Intrigue # 1
Shukumei avait finalement posé le pied à Nirally, après un voyage plus ou moins long, la veille. Le Sens de la Vie n’avait pas n’avait pu faire sourire et améliorer le palais des gens de la capitale depuis un moment déjà, se baladant au gré des envies de son propriétaire. Le kitsune logeait à l’auberge d’une vieille connaissance, il empruntait d’ailleurs ce qu’il appelait la « cuisine » pour commencer à installer ses affaires. Il en prenait possession, sans même avoir demandé la permission, le temps de son séjour. Son ami le connaissait assez bien pour savoir qu’en hébergeant l’huluberlu, il cédait les droits de cette pièce. Tant que sa femme et son fils y avaient accès, il ne disait rien. Shuku ne dérangeait pas la clientèle, les bonnes odeurs de ses petits plats en attiraient davantage même. Plusieurs se ramenaient, les yeux brillants, la bave à la bouche, en demandant ce qui sentait ainsi. La réputation du chef n’était plus à refaire, dès que sa présence en ville serait connue, tout le monde viendrait ! L’aubergiste lui cédait sa cuisine, mais il tirait sa part des profits. Tout le monde y trouvait son compte.

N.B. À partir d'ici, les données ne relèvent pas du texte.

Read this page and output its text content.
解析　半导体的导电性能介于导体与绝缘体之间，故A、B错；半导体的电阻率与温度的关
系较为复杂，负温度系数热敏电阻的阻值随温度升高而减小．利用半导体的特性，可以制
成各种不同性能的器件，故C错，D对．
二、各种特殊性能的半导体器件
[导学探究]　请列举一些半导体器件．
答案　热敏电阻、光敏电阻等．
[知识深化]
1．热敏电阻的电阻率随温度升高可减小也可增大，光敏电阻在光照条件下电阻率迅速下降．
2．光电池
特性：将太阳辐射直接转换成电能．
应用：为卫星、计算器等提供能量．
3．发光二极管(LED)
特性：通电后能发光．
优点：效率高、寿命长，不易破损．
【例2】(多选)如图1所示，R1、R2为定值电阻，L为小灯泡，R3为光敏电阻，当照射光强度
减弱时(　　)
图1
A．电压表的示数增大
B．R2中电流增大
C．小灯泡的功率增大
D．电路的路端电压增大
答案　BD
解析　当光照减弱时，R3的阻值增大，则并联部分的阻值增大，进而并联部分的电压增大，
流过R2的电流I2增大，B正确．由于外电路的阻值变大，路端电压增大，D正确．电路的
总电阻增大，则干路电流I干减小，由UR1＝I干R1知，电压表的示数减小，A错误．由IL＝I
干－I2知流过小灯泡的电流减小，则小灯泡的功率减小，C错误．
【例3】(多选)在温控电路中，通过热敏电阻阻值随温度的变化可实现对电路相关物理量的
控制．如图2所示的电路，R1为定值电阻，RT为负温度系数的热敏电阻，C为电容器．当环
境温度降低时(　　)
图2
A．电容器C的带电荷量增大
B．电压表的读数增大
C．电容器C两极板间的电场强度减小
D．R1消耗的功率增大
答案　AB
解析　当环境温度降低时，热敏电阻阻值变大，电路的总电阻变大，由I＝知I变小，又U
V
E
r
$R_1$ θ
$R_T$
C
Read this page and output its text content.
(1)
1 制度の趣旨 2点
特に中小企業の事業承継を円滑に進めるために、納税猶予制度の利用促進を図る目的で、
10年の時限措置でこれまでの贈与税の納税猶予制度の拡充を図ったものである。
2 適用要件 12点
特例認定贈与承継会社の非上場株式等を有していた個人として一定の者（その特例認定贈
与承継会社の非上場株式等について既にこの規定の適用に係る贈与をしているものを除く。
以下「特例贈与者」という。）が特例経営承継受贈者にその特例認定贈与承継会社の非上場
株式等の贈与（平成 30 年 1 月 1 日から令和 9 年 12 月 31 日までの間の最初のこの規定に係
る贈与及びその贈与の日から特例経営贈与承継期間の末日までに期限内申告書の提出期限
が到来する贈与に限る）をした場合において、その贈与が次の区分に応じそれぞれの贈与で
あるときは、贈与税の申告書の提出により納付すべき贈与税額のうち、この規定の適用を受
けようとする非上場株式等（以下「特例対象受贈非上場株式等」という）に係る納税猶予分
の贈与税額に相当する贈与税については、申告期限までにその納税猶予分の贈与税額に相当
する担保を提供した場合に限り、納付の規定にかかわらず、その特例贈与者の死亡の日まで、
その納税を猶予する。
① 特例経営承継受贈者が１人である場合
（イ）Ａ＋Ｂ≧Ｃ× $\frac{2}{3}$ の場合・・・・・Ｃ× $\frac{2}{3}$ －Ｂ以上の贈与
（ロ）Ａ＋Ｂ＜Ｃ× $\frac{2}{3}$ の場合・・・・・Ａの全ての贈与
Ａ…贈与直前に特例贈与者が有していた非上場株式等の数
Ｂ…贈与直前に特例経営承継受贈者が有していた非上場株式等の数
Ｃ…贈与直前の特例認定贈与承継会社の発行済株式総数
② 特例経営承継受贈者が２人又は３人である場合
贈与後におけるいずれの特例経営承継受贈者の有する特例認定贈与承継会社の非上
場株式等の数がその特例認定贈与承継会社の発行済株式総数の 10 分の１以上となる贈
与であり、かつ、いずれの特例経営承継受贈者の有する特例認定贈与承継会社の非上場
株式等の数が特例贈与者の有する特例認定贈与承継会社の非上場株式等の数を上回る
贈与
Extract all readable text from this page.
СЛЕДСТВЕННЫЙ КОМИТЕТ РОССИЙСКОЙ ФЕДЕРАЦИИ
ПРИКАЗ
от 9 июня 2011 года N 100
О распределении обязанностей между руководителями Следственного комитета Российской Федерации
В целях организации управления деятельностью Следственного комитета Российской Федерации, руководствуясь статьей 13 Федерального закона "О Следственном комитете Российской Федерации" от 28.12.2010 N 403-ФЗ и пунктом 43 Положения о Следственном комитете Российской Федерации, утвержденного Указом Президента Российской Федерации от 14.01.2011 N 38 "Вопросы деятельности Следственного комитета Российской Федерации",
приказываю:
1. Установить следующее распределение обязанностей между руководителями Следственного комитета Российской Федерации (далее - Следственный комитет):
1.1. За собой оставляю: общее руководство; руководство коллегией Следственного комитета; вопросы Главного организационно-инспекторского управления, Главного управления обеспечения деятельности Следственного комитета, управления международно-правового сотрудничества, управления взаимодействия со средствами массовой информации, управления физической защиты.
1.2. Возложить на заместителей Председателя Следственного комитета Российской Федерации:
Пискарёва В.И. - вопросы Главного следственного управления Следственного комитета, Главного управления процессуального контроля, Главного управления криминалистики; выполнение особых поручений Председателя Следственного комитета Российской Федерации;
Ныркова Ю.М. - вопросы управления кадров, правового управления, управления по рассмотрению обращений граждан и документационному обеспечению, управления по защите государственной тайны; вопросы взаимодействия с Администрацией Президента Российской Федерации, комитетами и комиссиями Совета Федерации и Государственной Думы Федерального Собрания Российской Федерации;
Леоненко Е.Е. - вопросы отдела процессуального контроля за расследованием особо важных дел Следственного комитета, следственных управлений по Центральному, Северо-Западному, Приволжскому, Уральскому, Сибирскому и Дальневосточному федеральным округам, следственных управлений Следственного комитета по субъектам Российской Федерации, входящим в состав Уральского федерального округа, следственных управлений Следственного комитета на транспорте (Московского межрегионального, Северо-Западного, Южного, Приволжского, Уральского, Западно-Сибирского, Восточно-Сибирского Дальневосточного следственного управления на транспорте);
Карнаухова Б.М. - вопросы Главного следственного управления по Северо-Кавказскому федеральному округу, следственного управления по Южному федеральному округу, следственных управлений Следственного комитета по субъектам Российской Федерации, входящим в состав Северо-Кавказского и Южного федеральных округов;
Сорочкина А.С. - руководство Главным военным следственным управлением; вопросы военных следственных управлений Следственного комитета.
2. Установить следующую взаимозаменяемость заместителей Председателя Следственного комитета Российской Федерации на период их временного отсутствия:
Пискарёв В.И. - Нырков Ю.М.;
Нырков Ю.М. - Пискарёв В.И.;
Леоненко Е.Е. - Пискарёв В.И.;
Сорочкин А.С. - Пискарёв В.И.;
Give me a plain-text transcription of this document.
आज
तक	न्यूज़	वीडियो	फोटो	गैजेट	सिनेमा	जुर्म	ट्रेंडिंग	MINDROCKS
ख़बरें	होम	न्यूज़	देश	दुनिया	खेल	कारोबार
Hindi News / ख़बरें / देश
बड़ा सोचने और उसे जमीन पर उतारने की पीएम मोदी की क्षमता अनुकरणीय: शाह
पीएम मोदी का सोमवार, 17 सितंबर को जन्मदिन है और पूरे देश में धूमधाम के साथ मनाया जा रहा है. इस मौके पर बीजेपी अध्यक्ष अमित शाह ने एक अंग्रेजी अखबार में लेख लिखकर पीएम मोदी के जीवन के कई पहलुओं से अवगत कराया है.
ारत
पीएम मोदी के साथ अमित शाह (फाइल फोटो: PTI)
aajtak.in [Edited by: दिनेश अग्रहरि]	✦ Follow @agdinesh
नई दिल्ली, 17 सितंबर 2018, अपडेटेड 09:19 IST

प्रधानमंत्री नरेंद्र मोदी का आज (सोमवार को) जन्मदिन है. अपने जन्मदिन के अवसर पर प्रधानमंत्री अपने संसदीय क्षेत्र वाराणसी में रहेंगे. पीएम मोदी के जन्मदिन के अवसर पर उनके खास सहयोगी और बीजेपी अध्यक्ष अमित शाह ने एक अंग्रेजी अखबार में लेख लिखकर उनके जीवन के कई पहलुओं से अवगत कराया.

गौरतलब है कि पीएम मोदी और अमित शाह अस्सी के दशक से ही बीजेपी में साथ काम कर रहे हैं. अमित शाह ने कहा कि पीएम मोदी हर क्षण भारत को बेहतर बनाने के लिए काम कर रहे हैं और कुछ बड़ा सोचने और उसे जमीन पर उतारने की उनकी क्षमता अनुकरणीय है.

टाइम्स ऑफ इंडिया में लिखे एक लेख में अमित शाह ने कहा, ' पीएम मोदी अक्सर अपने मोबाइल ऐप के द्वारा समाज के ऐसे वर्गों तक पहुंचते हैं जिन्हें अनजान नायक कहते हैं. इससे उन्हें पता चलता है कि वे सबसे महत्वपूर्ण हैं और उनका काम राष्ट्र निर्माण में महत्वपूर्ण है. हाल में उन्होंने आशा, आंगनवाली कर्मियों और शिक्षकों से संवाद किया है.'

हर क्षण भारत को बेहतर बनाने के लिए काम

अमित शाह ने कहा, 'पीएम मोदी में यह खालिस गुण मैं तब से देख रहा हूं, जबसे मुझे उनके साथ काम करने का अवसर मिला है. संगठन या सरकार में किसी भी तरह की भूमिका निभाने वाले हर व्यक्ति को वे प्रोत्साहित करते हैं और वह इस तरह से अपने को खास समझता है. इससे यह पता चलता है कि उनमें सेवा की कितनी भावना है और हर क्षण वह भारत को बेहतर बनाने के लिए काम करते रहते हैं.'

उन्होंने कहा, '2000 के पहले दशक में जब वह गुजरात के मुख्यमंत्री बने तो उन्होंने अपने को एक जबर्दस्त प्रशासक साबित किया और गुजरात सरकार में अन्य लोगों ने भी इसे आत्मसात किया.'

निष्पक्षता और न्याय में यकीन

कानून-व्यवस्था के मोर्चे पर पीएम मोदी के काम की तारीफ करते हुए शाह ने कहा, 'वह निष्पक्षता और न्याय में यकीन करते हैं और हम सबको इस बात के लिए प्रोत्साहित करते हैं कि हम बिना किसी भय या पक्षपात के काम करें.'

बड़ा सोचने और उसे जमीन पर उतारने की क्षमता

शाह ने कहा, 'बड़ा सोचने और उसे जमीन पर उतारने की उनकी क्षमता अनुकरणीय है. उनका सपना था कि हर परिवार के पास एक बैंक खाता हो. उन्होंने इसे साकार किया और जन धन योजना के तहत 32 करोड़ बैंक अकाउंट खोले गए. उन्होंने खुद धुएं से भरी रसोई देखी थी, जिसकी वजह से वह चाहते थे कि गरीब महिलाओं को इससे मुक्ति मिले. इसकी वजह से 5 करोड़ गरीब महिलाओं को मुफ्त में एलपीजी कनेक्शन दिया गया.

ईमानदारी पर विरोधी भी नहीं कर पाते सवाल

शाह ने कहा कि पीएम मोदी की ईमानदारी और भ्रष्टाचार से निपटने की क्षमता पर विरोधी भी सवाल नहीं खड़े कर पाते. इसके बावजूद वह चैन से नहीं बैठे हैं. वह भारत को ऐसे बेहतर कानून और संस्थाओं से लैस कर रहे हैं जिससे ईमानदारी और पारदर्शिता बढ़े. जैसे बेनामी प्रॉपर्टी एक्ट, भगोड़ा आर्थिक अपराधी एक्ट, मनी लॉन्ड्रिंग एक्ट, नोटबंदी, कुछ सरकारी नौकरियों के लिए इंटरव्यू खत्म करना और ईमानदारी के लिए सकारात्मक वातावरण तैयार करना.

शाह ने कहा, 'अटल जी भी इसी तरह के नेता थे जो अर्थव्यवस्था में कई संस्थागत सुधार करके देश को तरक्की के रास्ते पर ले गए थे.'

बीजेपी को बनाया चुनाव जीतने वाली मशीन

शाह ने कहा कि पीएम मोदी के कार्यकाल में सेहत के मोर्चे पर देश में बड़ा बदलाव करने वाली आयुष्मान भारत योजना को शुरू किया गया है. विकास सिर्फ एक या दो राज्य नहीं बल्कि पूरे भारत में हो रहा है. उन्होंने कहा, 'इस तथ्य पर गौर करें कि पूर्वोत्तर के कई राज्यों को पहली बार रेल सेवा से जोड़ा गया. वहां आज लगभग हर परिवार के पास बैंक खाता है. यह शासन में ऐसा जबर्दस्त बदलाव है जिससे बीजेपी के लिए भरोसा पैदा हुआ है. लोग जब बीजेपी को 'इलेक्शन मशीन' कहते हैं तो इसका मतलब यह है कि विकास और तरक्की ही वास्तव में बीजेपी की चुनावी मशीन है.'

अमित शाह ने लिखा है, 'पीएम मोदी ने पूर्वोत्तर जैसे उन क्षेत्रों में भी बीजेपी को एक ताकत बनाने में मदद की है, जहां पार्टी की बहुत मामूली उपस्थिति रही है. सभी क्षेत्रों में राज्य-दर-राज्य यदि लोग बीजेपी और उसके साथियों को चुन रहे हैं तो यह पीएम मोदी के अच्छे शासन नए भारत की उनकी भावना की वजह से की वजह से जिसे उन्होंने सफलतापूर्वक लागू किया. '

Shukumei s’était levé tôt, comme toujours. Il avait beaucoup de pain sur la planche. Il devait réorganiser cette cuisine qui était laissée à l’abandon – selon ses critères impossibles – pendant son absence, aller au marché pour trouver l’inspiration, mais aussi des produits frais à transformer en miracles culinaires. Première chose faite, une fois qu’il présentable pour les yeux les plus pudiques, fut de descendre et de se faire chauffer de l’eau. Un bon thé oolong le réveilla en douceur, caressant sa langue et son palais de sa chaleur souple et soyeuse. Les feuilles s’étaient délicatement dépliées dans l’eau, libérant une saveur veloutée de beurre, une pointe laiteuse. Il n’y avait pourtant rien ajouté, que de l’eau chaude et les feuilles de thé. Les yeux clos, un sourire satisfait, il en humait le doux parfum avant d’en savourer les nuances. Il se confectionna avec soin un petit encas, il prendrait le temps de se faire un repas plus digne, en revenant du marché, lorsqu’il aurait les ingrédients nécessaires. Pour le moment, son ami n’avait pas grand-chose dans sa cuisine… Shuku y trouva cependant le nécessaire pour faire une pâte qu’il laissa reposer, salivant déjà en pensant au délicieux pain qu’il pourrait en faire à son retour.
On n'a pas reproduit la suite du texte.